The research reported in this article represents a systematic, multiyear investigation of student understanding of the behavior of bipolar junction transistor circuits using a variety of different tasks to isolate and probe key aspects of transistor circuit behavior. The participants in this study were undergraduates enrolled in upper-division physics electronics courses at three institutions, as well as undergraduates in upper-division engineering electronics courses at one of the institutions.

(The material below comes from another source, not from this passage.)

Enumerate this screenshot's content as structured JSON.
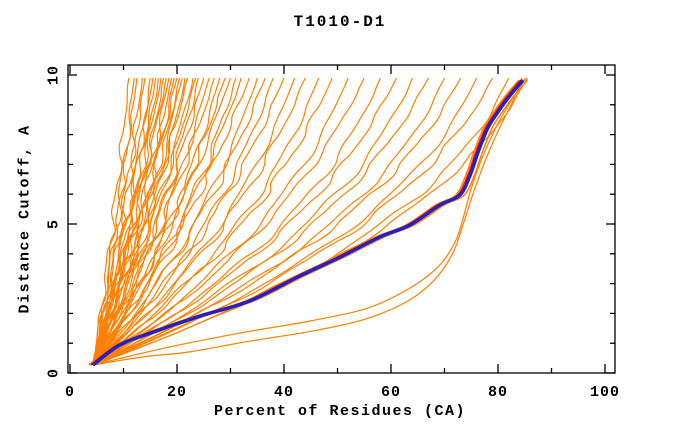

Findings from this research indicate that many students have not developed a robust conceptual understanding of the functionality of bipolar junction transistors circuits even after all relevant instruction. Most notably, when asked to analyze the impact of a transistor circuit on input signals, students frequently applied reasoning appropriate for an analysis of the circuit’s dc bias behavior. However, students often displayed knowledge of fundamental transistor behavior when responding to more targeted questions. This article provides insight into student thinking about transistor circuits, describing the most prevalent conceptual and reasoning difficulties identified and discussing some important implications for instruction.

Figure 1

The canonical BJT common-emitter amplifier circuit. The base, collector, and emitter voltages have been labeled ($V_B$, $V_C$, and $V_E$, respectively) for clarity.

Figure 2

Canonical BJT common-emitter amplifier circuit used in the three amplifier comparison task. The base ($V_B$), collector ($V_C$), and emitter ($V_E$) voltages have been labeled for clarity.

Figure 3

Three amplifier comparison task. Note that the text has been slightly abridged and paraphrased and that explanations were required.

Figure 4

Follower current ranking task.

Figure 5

Follower voltage graphing task. Note that students were provided with both a plot of $V_{\mathrm{in}}$ vs time and a labeled grid in which to plot $V_{\mathrm{out}}$ vs time.

Figure 6

Common student responses to the follower graphing task (shown in Fig. 5). These responses shown include the following: (a) a quantitatively correct graph, (b) a linear graph with an offset of –0.6 V, and (c) a linear graph with no offset.

Figure 7

Transistor supply voltage modification task. Note that the text has been abridged and paraphrased.

Figure 8

Revised amplifier comparison task. Note that the text has been abridged and paraphrased.